Newer versions of MongoDB has operators to deal with timezone, and it should be enough to work with ISOTime formats. My application was using my own suggestion to store date. Now I have to let my users select their TimeZone (company has grown and we need to expand to other countries). We are struggling to change all models to use timestamp instead of a normalized date format.
For further more explore the link: https://docs.mongodb.com/manual/reference/method/Date/
and you can also use MongoDB official community channel for questioning
Here is the link: https://developer.mongodb.com/community/forums/
You could consider storing all the dates in UTC and presenting to the users in UTC, so you don't have the problem of silent conversion by either client JavaScript, server or MongoDB and therefore confusion.
You can do it like this: new Date(Date.UTC(2000, 01, 28))
Here's MDN link on the subject.

Mongodb timestamp in milliseconds

I have stored date in unix timestamp format in mongodb >> 1449060622
now I want to add milliseconds as well so if records inserted in same seconds can be sorted properly.
can someone suggest me that using js new Date() is more better or simply (new Date).getTime() ?
Whenever you store times in MongoDB you should really consider using the native Date type instead.

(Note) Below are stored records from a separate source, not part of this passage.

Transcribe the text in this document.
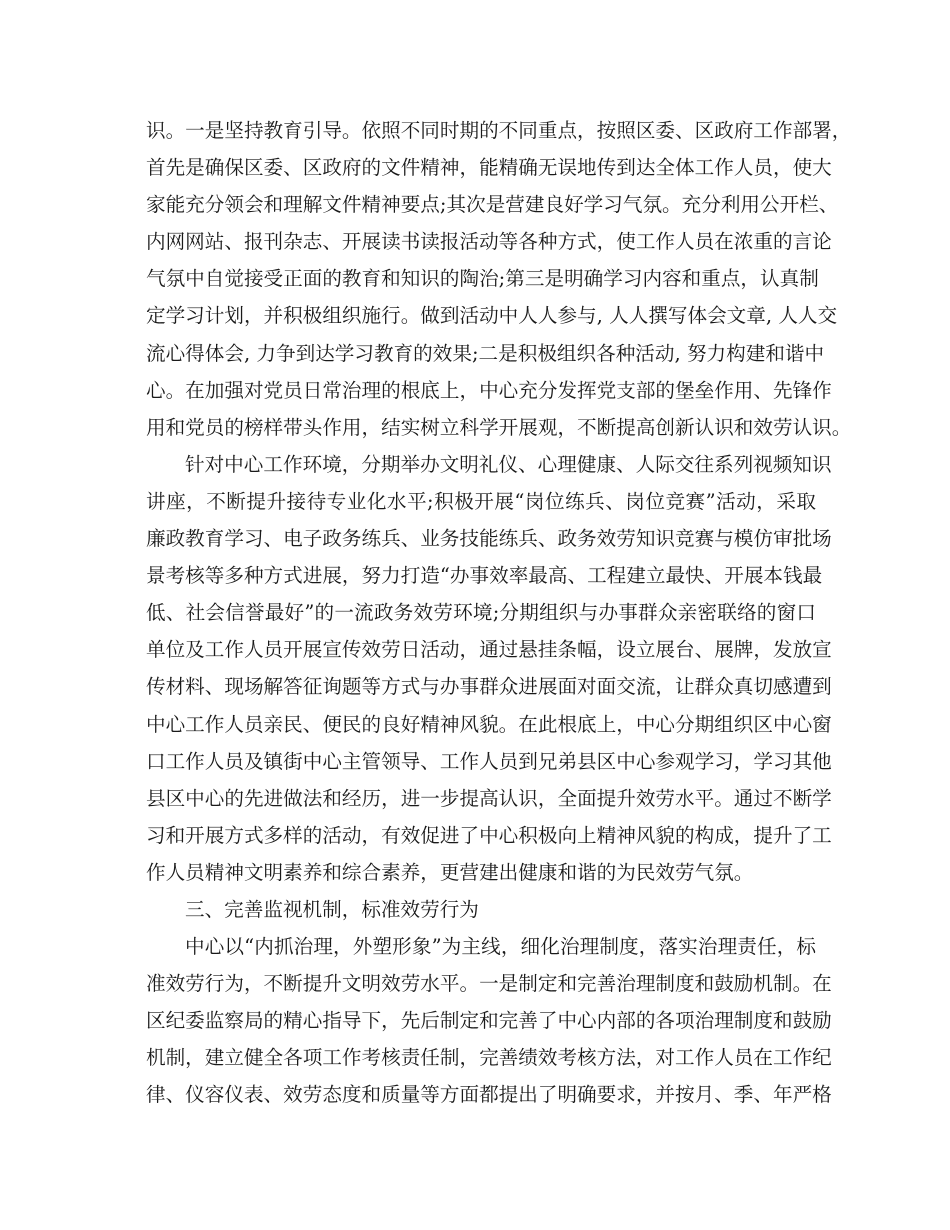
识。一是坚持教育引导。依照不同时期的不同重点，按照区委、区政府工作部署，
首先是确保区委、区政府的文件精神，能精确无误地传到达全体工作人员，使大
家能充分领会和理解文件精神要点;其次是营建良好学习气氛。充分利用公开栏、
内网网站、报刊杂志、开展读书读报活动等各种方式，使工作人员在浓重的言论
气氛中自觉接受正面的教育和知识的陶治;第三是明确学习内容和重点，认真制
定学习计划，并积极组织施行。做到活动中人人参与, 人人撰写体会文章, 人人交
流心得体会, 力争到达学习教育的效果;二是积极组织各种活动, 努力构建和谐中
心。在加强对党员日常治理的根底上，中心充分发挥党支部的堡垒作用、先锋作
用和党员的榜样带头作用，结实树立科学开展观，不断提高创新认识和效劳认识。
针对中心工作环境，分期举办文明礼仪、心理健康、人际交往系列视频知识
讲座，不断提升接待专业化水平;积极开展“岗位练兵、岗位竞赛”活动，采取
廉政教育学习、电子政务练兵、业务技能练兵、政务效劳知识竞赛与模仿审批场
景考核等多种方式进展，努力打造“办事效率最高、工程建立最快、开展本钱最
低、社会信誉最好”的一流政务效劳环境;分期组织与办事群众亲密联络的窗口
单位及工作人员开展宣传效劳日活动，通过悬挂条幅，设立展台、展牌，发放宣
传材料、现场解答征询题等方式与办事群众进展面对面交流，让群众真切感遭到
中心工作人员亲民、便民的良好精神风貌。在此根底上，中心分期组织区中心窗
口工作人员及镇街中心主管领导、工作人员到兄弟县区中心参观学习，学习其他
县区中心的先进做法和经历，进一步提高认识，全面提升效劳水平。通过不断学
习和开展方式多样的活动，有效促进了中心积极向上精神风貌的构成，提升了工
作人员精神文明素养和综合素养，更营建出健康和谐的为民效劳气氛。
三、完善监视机制，标准效劳行为
中心以“内抓治理，外塑形象”为主线，细化治理制度，落实治理责任，标
准效劳行为，不断提升文明效劳水平。一是制定和完善治理制度和鼓励机制。在
区纪委监察局的精心指导下，先后制定和完善了中心内部的各项治理制度和鼓励
机制，建立健全各项工作考核责任制，完善绩效考核方法，对工作人员在工作纪
律、仪容仪表、效劳态度和质量等方面都提出了明确要求，并按月、季、年严格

Not only does it provide you with millisecond precision, it also unlocks a lot of features which are unavailable for simple integer, like date aggregation operators for example.
If you really don't want to use native dates for some obscure reason (I couldn't think of a good one) or don't want to convert your whole database (really, you should) and need a higher precision, you might consider to add new values as floating point values. This ensures interoperability with the old data because integers and floating point values usually can be converted and compared between each other easily.